Meselenin demokrasi veya Kaddafi olmadığını, buradan baktığımızda daha iyi görüyoruz. Mahiyeti halâ yazılmayan Bokoharam'ın Saheldeki katliamları, Fransa'nın Amerika'nın yardımıyla bu coğrafyada başlattıkları operasyonlar ve katledilen binlerce masumun failleri gibi hususları, dünkü emperyalist Fransa'nın karesinde aramadığımızda, bu ülkenin AB'yi arkasına alarak NİGER'i cezalandırma hedefini de anlayamayız. ABD ve AB'nin bu coğrafyayı en az İngilizler kadar sömürdükleri bir vakıa. Gel gör ki, devreye Yeni Muhafazakârlar girince, klassik üslubun yerini hunharca operasyonlar alıyor.
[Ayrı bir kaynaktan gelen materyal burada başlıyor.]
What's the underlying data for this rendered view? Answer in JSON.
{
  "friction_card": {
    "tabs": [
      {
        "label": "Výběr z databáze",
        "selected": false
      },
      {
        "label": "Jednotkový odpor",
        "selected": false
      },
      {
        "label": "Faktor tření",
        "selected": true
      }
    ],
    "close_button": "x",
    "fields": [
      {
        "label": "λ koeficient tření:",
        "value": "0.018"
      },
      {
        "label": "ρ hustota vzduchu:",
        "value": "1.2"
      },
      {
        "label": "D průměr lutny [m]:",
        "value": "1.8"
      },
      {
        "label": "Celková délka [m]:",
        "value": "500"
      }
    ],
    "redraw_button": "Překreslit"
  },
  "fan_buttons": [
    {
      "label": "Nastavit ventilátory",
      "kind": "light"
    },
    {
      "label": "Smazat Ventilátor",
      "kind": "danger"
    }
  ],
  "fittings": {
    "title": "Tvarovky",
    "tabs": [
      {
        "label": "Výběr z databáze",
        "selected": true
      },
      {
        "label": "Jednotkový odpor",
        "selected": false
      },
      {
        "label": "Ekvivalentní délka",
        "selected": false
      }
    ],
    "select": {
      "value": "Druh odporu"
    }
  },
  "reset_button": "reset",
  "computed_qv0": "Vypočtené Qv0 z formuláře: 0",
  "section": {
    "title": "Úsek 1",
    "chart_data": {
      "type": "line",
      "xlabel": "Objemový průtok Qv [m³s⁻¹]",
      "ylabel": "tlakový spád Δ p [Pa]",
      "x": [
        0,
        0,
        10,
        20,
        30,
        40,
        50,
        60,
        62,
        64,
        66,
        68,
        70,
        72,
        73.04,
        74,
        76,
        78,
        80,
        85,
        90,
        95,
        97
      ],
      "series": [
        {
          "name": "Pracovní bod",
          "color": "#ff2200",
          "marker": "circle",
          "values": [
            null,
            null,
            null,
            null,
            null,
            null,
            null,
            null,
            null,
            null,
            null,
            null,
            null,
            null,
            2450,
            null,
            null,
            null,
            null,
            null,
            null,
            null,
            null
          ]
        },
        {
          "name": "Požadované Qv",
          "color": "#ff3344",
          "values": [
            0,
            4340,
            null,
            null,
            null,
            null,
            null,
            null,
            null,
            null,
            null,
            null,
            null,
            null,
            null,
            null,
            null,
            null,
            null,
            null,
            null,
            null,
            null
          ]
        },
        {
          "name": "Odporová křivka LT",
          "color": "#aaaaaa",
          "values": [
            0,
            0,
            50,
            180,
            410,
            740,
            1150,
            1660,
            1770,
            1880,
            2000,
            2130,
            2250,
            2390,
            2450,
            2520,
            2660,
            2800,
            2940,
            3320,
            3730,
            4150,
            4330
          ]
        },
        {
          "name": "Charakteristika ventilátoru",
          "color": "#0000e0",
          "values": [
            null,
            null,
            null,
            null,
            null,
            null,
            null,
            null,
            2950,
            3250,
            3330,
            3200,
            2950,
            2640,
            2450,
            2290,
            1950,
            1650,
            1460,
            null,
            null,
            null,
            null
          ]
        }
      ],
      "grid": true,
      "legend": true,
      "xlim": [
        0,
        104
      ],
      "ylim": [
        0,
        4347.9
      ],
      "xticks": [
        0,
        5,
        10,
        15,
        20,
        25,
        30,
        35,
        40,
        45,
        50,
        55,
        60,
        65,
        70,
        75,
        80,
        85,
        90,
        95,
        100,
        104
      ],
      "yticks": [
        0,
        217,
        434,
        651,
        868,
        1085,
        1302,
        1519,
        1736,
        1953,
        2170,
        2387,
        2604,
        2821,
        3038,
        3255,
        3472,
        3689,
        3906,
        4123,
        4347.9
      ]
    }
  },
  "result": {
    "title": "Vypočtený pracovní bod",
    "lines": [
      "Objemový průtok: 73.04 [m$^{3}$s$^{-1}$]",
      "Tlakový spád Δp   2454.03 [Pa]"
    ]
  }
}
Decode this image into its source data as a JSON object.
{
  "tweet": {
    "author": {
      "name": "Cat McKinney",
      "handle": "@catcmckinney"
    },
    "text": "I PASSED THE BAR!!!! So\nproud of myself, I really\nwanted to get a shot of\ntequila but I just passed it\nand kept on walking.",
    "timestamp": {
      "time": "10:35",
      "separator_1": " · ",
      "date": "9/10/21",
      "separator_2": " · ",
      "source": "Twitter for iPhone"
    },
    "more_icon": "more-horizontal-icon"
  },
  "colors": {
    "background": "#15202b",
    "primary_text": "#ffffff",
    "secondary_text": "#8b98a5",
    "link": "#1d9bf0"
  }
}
Ruanda'daki milyonların ölümünden sorumlu Fransa'nın, AB gözetiminde dünkü emperyalizmini yaşamasına müsaade edilmeyince, 1970 lerde göstermelik olarak kurdukları ECOWAS'ı devreye sokmak istiyor, zavallı Fransa... Yani; Afrika'nın mazlum ve fakir çocuklarının birbirilerinin boyunlarını vurmalarını istiyor, BATI AFRİKA birliğinden... ABD'nin burada, yüz milyon dolarlık yatırım ile kurduğu İHA üssünün sebebi, Fransa'nın AB'yi ayaklandırma çabası ve Libya'daki HAFTER merkezi BİNGAZİ'nin sabotajlarla cezalandırılması, elbette çok önemli şeyler için olacaktı.